Já havia um escândalo de
corrupção maciça nas messes da Força Aérea (um caso em que entrou primeiro a PJM e depois a PJ, duas
polícias que, apesar do nome parecido, andam de candeias às avessas), havia o drama das duas mortes
ocorridas num curso de comandos (um caso investigado pela PJM, com protagonismo
de um major agora detido), mas esta nova vergonha excede qualquer outra. Os
polícias estavam feitos com o ladrão!
Restam
muitas perguntas. Quem roubou, de facto, o material de guerra? Quando e como? E
qual é a verdadeira lista de
material roubado? Houve avanços na investigação do aparecimento sem ter havido
avanços conhecidos na investigação do desaparecimento. Não acredito que o
assaltante tenha sido apenas o civil que está preso. Terá tido ajudantes e
cúmplices, pelo que seria crucial saber se, tal como teve ajudas para repor as
armas, também terá tido
ajudas para as roubar. Um escândalo ainda maior seria se se descobrisse que
essas ajudas vieram de dentro do quartel, como parece possível. Há também quem
diga – o coronel Vasco Lourenço, por exemplo (PÚBLICO, 25/9/2018) – que não houve roubo
nenhum e que apenas houve consumo não contabilizado ou desleixo na organização
dos inventários. Haveria quem ficasse com umas granadas depois dos exercícios?

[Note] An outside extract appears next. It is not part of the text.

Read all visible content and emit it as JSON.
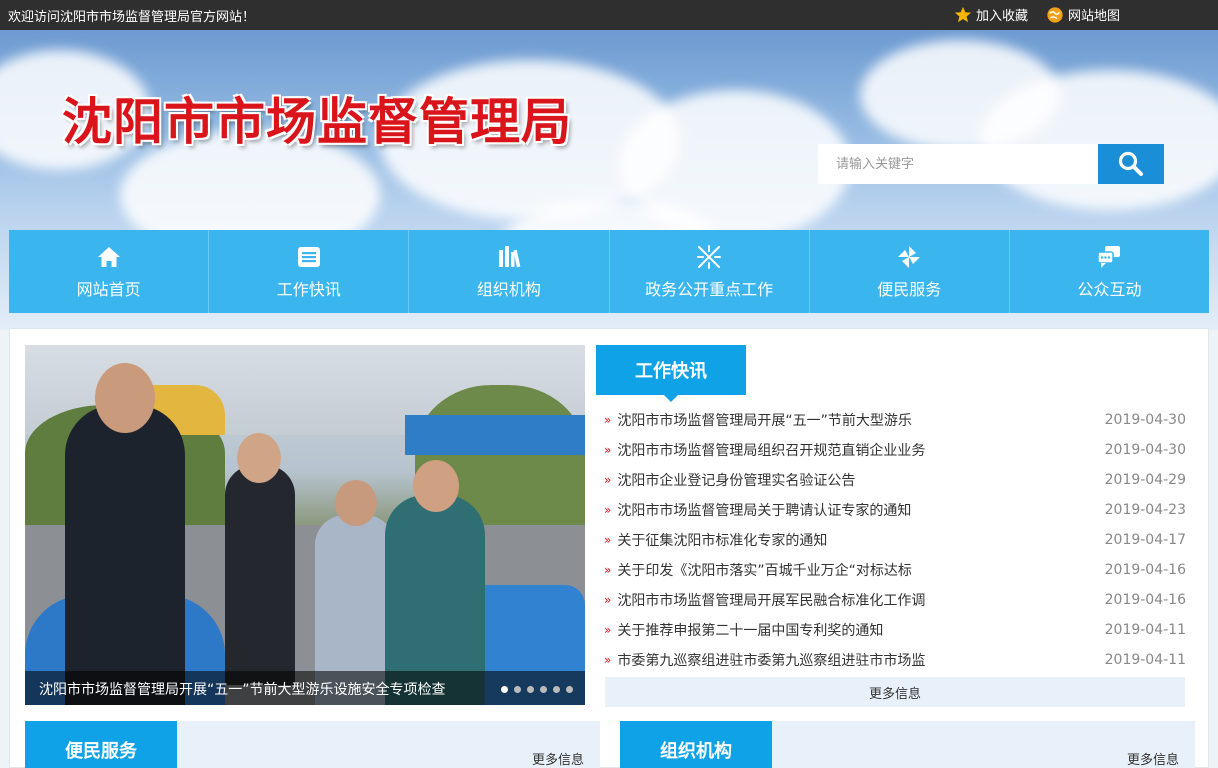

Nem sei o que é pior, se esse
desleixo contínuo, ou um desleixo ocasional, que terá permitido a entrada de
estranhos.
Que
dizem os chefes? O chefe do Estado-Maior do Exército não dá os esclarecimentos que se impõem (se é verdade que teve a ver, de algum modo,
com a falta de acesso atempado da PJ ao material é grave). O ministro da Defesa, que manda
na PJM, parece ter perdido o respeito das tropas (um tenente-coronel chamou-lhe
“besta” no jornal I de 9/9/2018) e está a
perder o respeito dos cidadãos. Finalmente, não se percebe por que é que o primeiro-ministro, que
falou logo que o material apareceu, não diz nada agora que a ética está em parte incerta.